Example 5 Fibers having a fiber diameter of 7 μm and a fiber length of 10 mm as short glass fibers, undensed fibers having a fineness of 3.0 denier and a fiber length of 10 mm as meta-aramid short fibers, and polyvinyl alcohol. A short fiber having a fineness of 1.0 denier and a fiber length of 10 mm was weighed so that the blending weight ratio was glass short fiber / meta type aramid short fiber / polyvinyl alcohol short fiber = 55/38/7. , 200 g / m in the same manner as in Example 1
² dry papers were obtained. Stack 15 sheets of this dry paper and
A board having a thickness of 4.2 mm was prepared by press molding at a surface pressure of g / cm ² and a heating temperature of 320 ° C. No delamination occurred on the obtained board.

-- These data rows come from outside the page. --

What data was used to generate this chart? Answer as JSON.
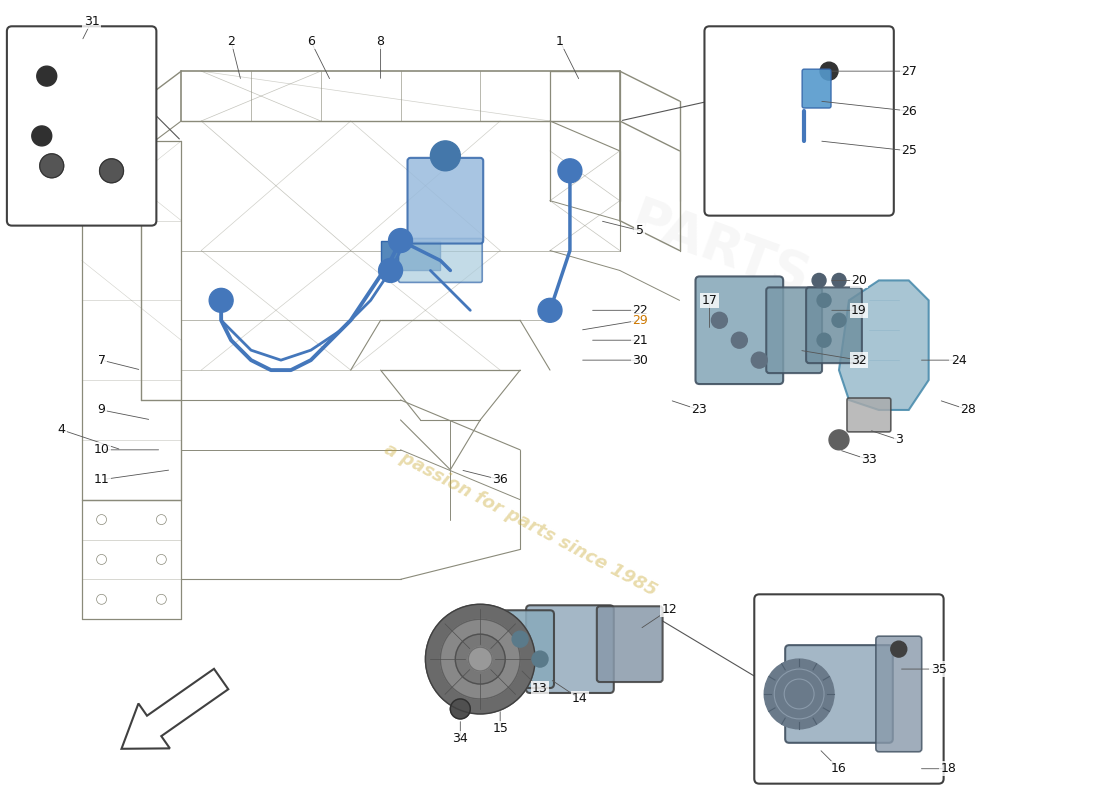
{
  "bg": "#ffffff",
  "watermark": "a passion for parts since 1985",
  "wm_color": "#c8a832",
  "wm_alpha": 0.4,
  "chassis_color": "#8a8a7a",
  "blue": "#4477bb",
  "blue_light": "#88aacc",
  "dark": "#404040",
  "label_fs": 9,
  "label_color": "#111111",
  "highlight_color": "#cc7700",
  "highlight_labels": [
    "29"
  ]
}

[Comparative Example 5] Fifteen dry paper sheets obtained by the same method as in Example 5 were laminated and press-formed at a surface pressure of 30 kg / cm ² and a heating temperature of 320 ° C. to a thickness of 5.3 mm. I made a board. The obtained board had low bulk density and delamination occurred.

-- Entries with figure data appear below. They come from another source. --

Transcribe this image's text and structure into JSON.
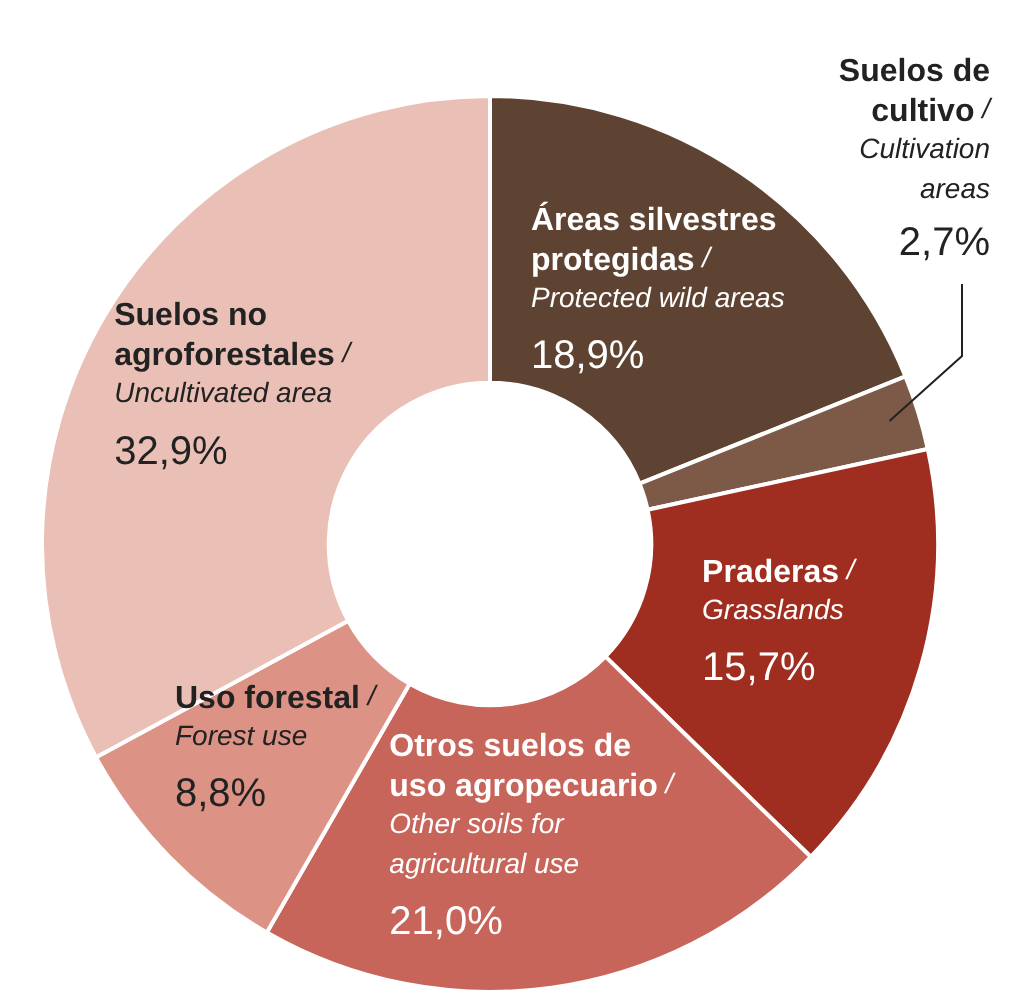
{
  "chart_data": {
    "type": "donut",
    "categories": [
      "Áreas silvestres protegidas / Protected wild areas",
      "Suelos de cultivo / Cultivation areas",
      "Praderas / Grasslands",
      "Otros suelos de uso agropecuario / Other soils for agricultural use",
      "Uso forestal / Forest use",
      "Suelos no agroforestales / Uncultivated area"
    ],
    "values": [
      18.9,
      2.7,
      15.7,
      21.0,
      8.8,
      32.9
    ],
    "colors": [
      "#5e4232",
      "#7d5a48",
      "#9f2d20",
      "#c8655a",
      "#dc9386",
      "#eac0b6"
    ],
    "value_labels": [
      "18,9%",
      "2,7%",
      "15,7%",
      "21,0%",
      "8,8%",
      "32,9%"
    ]
  }
}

[Example 6] Glass short fibers having a fiber diameter of 15 µm and a fiber length of 5 mm, meta-aramid short fibers having a fineness of 3.0 denier and an unstretched fiber having a fiber length of 5 mm, and polyvinyl alcohol short fibers. Fibers having a fineness of 1.5 denier and a fiber length of 3 mm were weighed so that the blending weight ratio was glass short fibers / meta-aramid short fibers / polyvinyl alcohol short fibers = 35/62/3, In the same manner as in Example 1, 200 g / m ² of dry paper was obtained. 10 sheets of this dry paper are stacked and 50 kg / c
A board having a thickness of 2.0 mm was prepared by press molding at a surface pressure of m ² and a heating temperature of 300 ° C. No delamination occurred on the obtained board.

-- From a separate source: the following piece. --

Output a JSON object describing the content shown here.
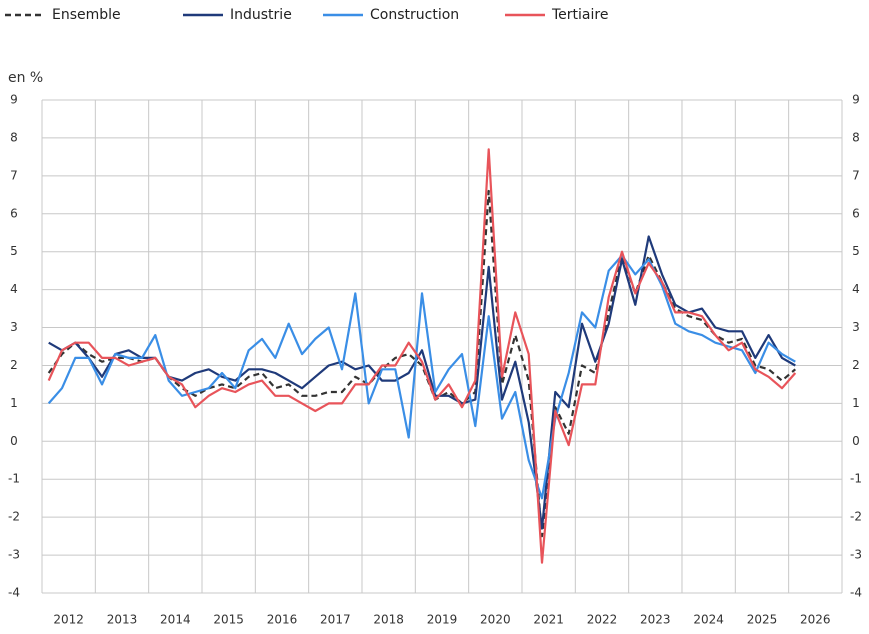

[Example 7] Glass short fibers having a fiber diameter of 11 µm and a fiber length of 8 mm, meta-aramid short fibers having a fineness of 3.0 denier and a fiber length of 6 mm, unstretched fibers, and polyvinyl alcohol short fibers. Fibers having a fineness of 1.5 denier and a fiber length of 4 mm were weighed so that the blending weight ratio was glass short fiber / meta type aramid short fiber / polyvinyl alcohol short fiber = 45/42/3. In the same manner as in Example 1, 200 g / m ² of dry paper was obtained. Fifteen sheets of this dry paper are laminated and 50 kg / c
A board having a thickness of 3.7 mm was prepared by press molding at a surface pressure of m ² and a heating temperature of 300 ° C. No delamination occurred on the obtained board. The experimental results are summarized in Table 1.

[0030]

[Table 1]

Continuation of the front page (56) Reference JP 62-6999 (JP, A) JP 61-121934 (JP, A) JP 6-212593 (JP, A) JP 4-126894 (JP , A) JP-A-60-209100 (JP, A) JP-A-1-167908 (JP, A) JP-A-8-325947 (JP, A) JP-A-7-243189 (JP, A) (58) Fields investigated (Int.Cl. ⁷ , DB name) B32B 1/00-35/00 D21H 11/00-27/42

Claims (2)

(57) [Claims] 1. A glass short fiber, a meta-aramid short fiber,
And a heat-resistant board obtained by integrally molding a mixed paper made of polyvinyl alcohol short fibers under heat and pressure, the board having a thickness of 0.5 to 5 mm and a bulk density of 0.7 to 1.6.
A heat-resistant board characterized by having a flexural modulus of 50 kgf / mm ² or more in g / cm ³ . 2. The heat-resistant board according to claim 1, wherein the meta-aramid short fibers are undrawn yarns.